Lavello: meglio a una vasca
Dando per scontata la presenza di una lavastoviglie, un modello a due cavità non è sempre necessario: meglio una sola da 50-60 cm, che tra l’altro consente di pulire meglio tegami e pentole di grandi dimensioni. Per risparmiare ulteriore spazio, il gocciolatoio può essere inserito nella vasca, scavato nello stesso piano di lavoro (se è in marmo o pietra composita) oppure a scomparsa, insieme al lavello, sotto il top.

Che cosa aggiungere: Cassetti e cestoni
Sono da preferire alle basi a ripiani – poco funzionali per uno chef – in quanto evitano posizioni scorrette, consentono un più facile accesso al contenuto e possono essere organizzate in molti modi, con elementi sagomati o con divisori regolabili in base alla dimensione di piatti e pentole. Nel primo cassetto si metteranno le posate, nel secondo gli strumenti che si usano di meno, in basso piatti e stoviglie.

Dispense estraibili.
Sono indicate per riporre cibi secchi, conserve e condimenti da utilizzare mentre si cucina: formate da cestelli cromati, occupano poco spazio (da 15 cm di larghezza), perché sfruttano la profondità e in alcuni casi possono arrivare a tutta altezza. Anche in questo caso l’accesso al contenuto è totale e immediato.

La barra portautensili.
Se è possibile, fissarne una alla parete, subito sotto i pensili, per appendere gli strumenti di cui si ha più bisogno in una determinata postazione: mestoli e colini dove si cucina, coltelli dove si lava e si affetta. Vani a giorno. Può essere utile applicare qualche mensola in più, per raccogliere vari tipi di barattoli, ciascuno con etichetta in vista, e prevedere dei portabottiglie sagomati.

Fascia magnetica.
Posta sullo schienale della cucina, ha lo scopo di lasciare il piano di lavoro il più libero possibile. Vi si possono appendere i coltelli (si risparmia spazio rispetto al classico ceppo) o i contenitori delle spezie (o di altro tipo) con fondo calamitato.

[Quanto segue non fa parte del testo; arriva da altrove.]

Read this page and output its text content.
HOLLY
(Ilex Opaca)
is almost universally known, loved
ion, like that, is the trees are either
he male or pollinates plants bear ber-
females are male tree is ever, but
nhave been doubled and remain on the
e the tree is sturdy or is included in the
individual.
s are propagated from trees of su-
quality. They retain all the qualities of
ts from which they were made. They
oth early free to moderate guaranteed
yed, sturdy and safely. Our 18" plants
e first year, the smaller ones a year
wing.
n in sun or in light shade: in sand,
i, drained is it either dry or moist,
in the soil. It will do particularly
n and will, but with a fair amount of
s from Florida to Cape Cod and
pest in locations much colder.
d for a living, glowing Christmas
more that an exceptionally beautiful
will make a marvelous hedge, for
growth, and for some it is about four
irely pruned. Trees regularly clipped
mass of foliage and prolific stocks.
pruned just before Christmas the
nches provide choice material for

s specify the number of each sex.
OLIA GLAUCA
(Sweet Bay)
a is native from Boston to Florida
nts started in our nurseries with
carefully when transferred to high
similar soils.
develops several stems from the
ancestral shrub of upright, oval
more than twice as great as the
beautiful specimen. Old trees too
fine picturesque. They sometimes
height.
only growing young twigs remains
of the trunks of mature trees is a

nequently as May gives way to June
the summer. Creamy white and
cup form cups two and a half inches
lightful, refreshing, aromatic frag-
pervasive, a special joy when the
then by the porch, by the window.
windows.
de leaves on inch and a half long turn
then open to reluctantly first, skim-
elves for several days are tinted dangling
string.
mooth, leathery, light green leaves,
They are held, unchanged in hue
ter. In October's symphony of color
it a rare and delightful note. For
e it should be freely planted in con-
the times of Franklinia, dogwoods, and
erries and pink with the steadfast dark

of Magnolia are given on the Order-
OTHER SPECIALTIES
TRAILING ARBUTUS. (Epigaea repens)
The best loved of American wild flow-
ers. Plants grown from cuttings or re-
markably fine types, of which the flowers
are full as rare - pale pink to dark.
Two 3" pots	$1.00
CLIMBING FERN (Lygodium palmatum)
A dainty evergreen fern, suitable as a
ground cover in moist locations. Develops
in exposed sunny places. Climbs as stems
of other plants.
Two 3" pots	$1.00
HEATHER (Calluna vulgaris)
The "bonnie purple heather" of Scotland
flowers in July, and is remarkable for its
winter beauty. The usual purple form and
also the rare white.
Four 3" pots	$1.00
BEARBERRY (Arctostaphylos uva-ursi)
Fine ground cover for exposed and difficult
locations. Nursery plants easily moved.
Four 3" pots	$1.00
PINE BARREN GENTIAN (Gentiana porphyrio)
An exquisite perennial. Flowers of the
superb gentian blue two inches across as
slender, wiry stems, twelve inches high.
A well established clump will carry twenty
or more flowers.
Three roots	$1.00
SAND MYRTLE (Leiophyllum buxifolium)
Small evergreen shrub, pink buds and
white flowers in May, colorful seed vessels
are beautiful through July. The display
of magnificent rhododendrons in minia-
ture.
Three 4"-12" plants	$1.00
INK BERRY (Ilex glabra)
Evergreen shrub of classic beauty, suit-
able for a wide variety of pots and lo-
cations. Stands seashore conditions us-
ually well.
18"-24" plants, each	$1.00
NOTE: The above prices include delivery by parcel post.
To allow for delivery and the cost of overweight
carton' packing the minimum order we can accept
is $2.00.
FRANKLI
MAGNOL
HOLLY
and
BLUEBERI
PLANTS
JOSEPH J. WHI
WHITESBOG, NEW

Come organizzarsi in cucina: Fare l’inventario
Prima di cambiare cucina, meglio prendersi un attimo di tempo e fare un elenco di tutto il materiale che si possiede, in cerca di inutili doppioni o di materiale poco usato, che può essere riposto in un altro locale.

Definire le priorità
Che cosa si userà ogni giorno e che cosa una volta ogni tanto? Decidere subito quali utensili e piccoli elettrodomestici devono essere più accessibili e sistemarli vicino all’area operativa in cui verranno utilizzati. Lasciare a vista solo gli strumenti di uso quotidiano.

Sistemare gli attrezzi
Una volta eliminato il superfluo, collocare gli oggetti più pesanti in basso, quelli che servono con minor frequenza in alto, quelli che si usano tutti i giorni ad altezza d’uomo. Quello che si adopera più spesso va messo davanti, il resto dietro.

Tenere in ordine
Dividere per tipologia utensili e stoviglie e riporli impilati o affiancati. Utili allo scopo: portapiatti, portacoperchi e contenitori con divisori per gli oggetti più piccoli.  Nel dubbio, insieme alla cucina, meglio ordinare un portaposate e un paio di ripiani in più.